Эти слова прозвучали холодным душем, вернув меня с неба на землю. Нужно прийти в себя, нужно собраться с мыслями…

— А разве его убили люди? — спросил я, желая съехидничать, и почувствовал, как язык во рту буквально налился свинцом.

Все в палате вытаращились на меня. Произошедшее погасило во мне всякие остатки самоуверенности. Меня раскусили так быстро и легко… Как же я мог так опростоволоситься?!

— А кто же его убил? — эту фразу девушка произнесла так мягко, словно смазав ее медом.

Твою же мать! Я в ловушке! Опять эта «жизнь полна неожиданностей»… баран, баран-баран… Нельзя признаваться о майоре и кейсе — они же меня убьют…

— У меня нет секретов, — только и смог произнести я, пытаясь унять дрожь и разведя руками.

— Ты видел Ковчег? — мило улыбнулась Кареглазка — где-то я уже видел такую улыбку. — Где он?

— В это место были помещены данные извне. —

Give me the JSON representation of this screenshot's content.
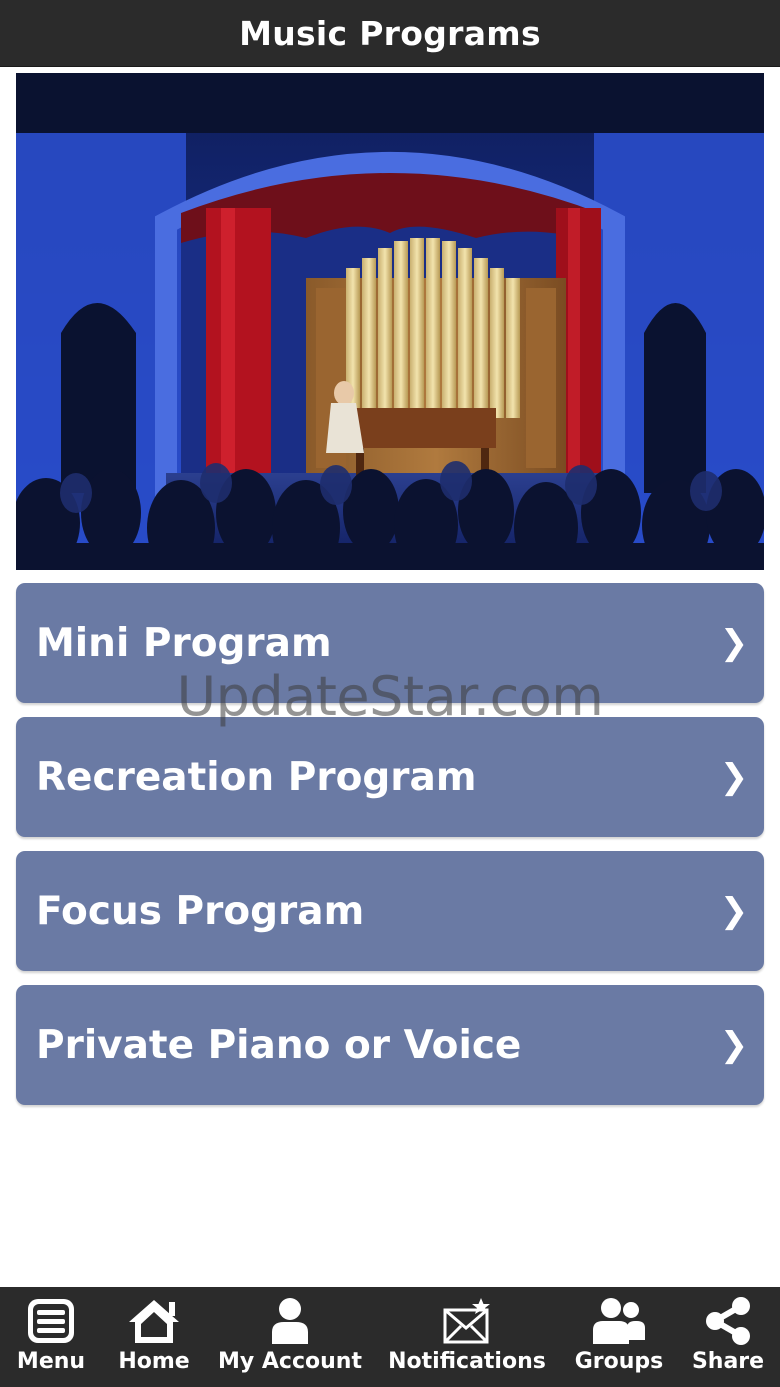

— Совершенно не понимаю, о чем речь, — ответил я, в этот раз наиболее близко к правде. — Обещаю, если я что-то припомню, обязательно расскажу. Простите, возможно, мне просто нужно немного придти в себя. Подлечиться, отойти от шока что ли. Очиститься от пережитых страданий. Вы же видите? — и я показал пальцем на забинтованный глаз.

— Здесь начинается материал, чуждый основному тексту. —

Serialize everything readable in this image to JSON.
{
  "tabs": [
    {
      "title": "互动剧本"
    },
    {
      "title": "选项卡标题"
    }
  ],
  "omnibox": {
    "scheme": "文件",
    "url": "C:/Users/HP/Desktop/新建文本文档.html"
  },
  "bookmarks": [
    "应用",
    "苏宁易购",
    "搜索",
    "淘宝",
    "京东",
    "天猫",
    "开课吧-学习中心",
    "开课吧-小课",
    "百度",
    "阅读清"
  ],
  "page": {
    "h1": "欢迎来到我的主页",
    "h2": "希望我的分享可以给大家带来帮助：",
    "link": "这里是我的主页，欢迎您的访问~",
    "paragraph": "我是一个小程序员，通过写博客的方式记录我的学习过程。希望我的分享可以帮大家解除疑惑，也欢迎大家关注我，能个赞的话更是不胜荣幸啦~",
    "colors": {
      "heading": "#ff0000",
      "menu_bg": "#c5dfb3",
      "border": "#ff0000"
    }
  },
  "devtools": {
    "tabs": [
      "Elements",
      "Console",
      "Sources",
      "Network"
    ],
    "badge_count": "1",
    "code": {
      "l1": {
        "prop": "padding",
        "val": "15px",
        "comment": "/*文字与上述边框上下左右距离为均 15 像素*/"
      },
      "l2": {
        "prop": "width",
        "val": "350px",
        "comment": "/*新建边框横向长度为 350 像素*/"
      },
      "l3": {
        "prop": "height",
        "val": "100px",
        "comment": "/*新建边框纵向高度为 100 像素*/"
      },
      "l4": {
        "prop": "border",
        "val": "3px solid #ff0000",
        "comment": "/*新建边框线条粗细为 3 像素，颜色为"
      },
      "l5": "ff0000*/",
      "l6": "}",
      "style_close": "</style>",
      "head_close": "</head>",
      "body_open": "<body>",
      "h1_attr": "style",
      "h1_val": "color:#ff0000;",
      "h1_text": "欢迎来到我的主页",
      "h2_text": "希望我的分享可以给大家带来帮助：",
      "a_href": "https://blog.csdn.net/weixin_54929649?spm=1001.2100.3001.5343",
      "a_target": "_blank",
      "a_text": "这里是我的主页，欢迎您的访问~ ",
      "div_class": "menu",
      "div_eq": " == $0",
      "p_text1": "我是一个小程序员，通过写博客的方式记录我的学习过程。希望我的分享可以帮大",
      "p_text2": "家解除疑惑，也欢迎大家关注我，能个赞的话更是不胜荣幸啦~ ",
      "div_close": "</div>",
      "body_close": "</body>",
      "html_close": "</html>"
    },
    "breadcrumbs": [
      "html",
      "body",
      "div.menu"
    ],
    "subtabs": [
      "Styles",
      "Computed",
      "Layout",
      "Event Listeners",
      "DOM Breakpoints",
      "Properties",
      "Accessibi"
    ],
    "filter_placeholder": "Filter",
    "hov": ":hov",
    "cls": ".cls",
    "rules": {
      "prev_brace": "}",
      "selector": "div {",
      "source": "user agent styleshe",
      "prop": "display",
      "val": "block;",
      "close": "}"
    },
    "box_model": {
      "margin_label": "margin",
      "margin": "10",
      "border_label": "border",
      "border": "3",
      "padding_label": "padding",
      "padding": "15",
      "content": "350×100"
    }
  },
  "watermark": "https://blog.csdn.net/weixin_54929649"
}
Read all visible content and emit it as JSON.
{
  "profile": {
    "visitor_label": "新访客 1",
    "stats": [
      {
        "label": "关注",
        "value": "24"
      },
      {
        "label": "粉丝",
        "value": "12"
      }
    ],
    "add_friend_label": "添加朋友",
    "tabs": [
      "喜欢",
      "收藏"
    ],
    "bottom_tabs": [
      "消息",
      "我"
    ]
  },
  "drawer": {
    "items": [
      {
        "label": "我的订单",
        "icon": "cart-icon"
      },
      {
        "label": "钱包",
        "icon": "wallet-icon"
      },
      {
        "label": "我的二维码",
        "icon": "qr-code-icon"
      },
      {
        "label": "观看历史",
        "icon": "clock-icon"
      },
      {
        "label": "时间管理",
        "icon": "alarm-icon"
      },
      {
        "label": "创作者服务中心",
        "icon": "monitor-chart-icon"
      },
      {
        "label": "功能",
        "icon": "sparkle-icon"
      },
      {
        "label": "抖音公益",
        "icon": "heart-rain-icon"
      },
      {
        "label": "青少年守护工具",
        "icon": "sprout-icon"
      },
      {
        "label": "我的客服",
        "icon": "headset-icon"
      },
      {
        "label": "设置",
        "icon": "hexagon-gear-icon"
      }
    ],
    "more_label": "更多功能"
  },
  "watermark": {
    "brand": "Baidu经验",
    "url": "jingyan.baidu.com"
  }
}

Девушка начинала сердиться — и даже это не портило ее красоты.

— Прекрати паясничать, — она открыла папку, которую я только заметил. — Я знаю, что ты был там.

Достав из папки фотографии, она положила их рядом со мной. Сделав усилие, я посмотрел: незнакомый лес в отблесках пламени, аптека… похожая на ту, где я сбросил балласт в виде кавказца. Черт!

— Обрати внимание на следы, я их обвела фломастером.

Следы? Я приподнялся с постели и сфокусировал глаз. Что-то знакомое… ящерица, виляющая хвостом. Протектор на ботинках! И эти следы были возле аптеки, где их оставил я, и в лесу, где меня не было. Что за фигня? Душа ушла в пятки от коварства ситуации, в которую я угодил. Я был с Мчатряном — не отвертишься. И… я не был в лесу, только вот выглядит так, что я там был.